50 milliards d'objets communicants dans le monde en 2020

Les principales technologies de communication

Les courants porteurs en lignes en bande étroite (moins de 500 kHz) ou en bande large (jusqu'à 30 MHz, voire plus). Les transmissions radio en champ proche du type RFID ou NFC avec des portées en général de quelques centimètres. Les technologies radio à courte distance comme Bluetooth (qui opère dans la bande 2,4-2,5 GHz) ou ZigBee (qui fonctionne dans la bande 868 MHz ou 2,4-2,5 GHz). Le Wi-Fi, qui exploite la bande 2,4-2,5 GHz ou 5 GHz. Les transmissions mobiles à longue portée (jusqu'à une trentaine de kilomètres) du type GSM/GPRS/3G ou Wimax.

Withings connecte sa balance en Wi-Fi

Le pèse-personne communicant Withings fait presque figure de cas d'école. En dotant sa balance d'une connectivité Wi-Fi, la jeune pousse française en a révolutionné l'usage et l'a fait entrer de plain-pied dans le monde des services de coaching sportif en ligne. L'utilisateur n'a pourtant rien à changer à ses habitudes. Il lui suffit de monter sur le pèse-personne. Les mesures sont alors enregistrées automatiquement et diffusées vers un site Web où l'intéressé peut consulter des courbes de suivi du poids, de l'indice de masse corporelle, etc. Withings a même développé une application de suivi de forme sur iPhone. Pour Cédric Hutchings, directeur général de la société, le choix de la technologie Wi-Fi était évident. « Il était hors de question d'imposer un nouveau point d'accès sans fil dans les foyers alors que les box ADSL sont répandues un peu partout », précise-t-il. La société a dû malgré tout faire preuve d'ingéniosité pour assurer plusieurs mois d'autonomie à la balance Withings... avec seulement quatre piles AAA.

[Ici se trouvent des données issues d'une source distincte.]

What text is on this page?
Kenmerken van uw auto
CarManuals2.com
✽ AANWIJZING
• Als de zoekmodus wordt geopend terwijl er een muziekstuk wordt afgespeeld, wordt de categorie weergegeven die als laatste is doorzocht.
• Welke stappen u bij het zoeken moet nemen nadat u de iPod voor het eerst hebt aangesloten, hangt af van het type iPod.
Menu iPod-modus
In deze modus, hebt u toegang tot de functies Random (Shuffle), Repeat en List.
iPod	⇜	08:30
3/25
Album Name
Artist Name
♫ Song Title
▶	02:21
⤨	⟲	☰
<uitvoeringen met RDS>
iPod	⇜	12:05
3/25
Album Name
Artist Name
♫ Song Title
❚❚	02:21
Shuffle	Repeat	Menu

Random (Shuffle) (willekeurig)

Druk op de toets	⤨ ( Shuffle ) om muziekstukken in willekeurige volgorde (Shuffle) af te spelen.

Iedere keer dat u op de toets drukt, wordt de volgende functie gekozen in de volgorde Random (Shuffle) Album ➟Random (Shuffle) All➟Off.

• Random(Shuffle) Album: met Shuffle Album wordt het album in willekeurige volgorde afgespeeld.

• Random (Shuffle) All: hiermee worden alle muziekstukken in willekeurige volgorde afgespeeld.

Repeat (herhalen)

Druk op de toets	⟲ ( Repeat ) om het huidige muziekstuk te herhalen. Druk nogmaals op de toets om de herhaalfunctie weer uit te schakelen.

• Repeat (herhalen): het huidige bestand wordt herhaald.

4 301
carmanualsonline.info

« La mise en oeuvre est souvent complexe »

PIERRE CHICHIGNOUD DIRECTEUR TECHNIQUE DE GOOBIE, BUREAU D'ÉTUDES INDUSTRIEL EN ÉLECTRONIQUE

Aux industriels qui souhaitent rendre un objet communicant, Pierre Chichignoud conseille de cerner d'abord avec précision le type d'informations que l'objet est censé échanger et la manière dont il interagit avec son environnement. « Une fois les besoins parfaitement définis, un grand pas est franchi vers le choix de la bonne technologie de communication », souligne Pierre Chichignoud. Le plus gros du travail reste néanmoins à faire. « Un système électronique de communication est complexe à mettre en oeuvre. Si l'intégration d'un module radio clé en mains apparaît comme une solution simple, l'implantation concrète pose souvent des difficultés, notamment au niveau de l'alimentation et des règles de compatibilité électromagnétique ». Pour une société sans compétences électroniques, la consultation d'un bureau d'études spécialisé apparaît alors comme incontournable.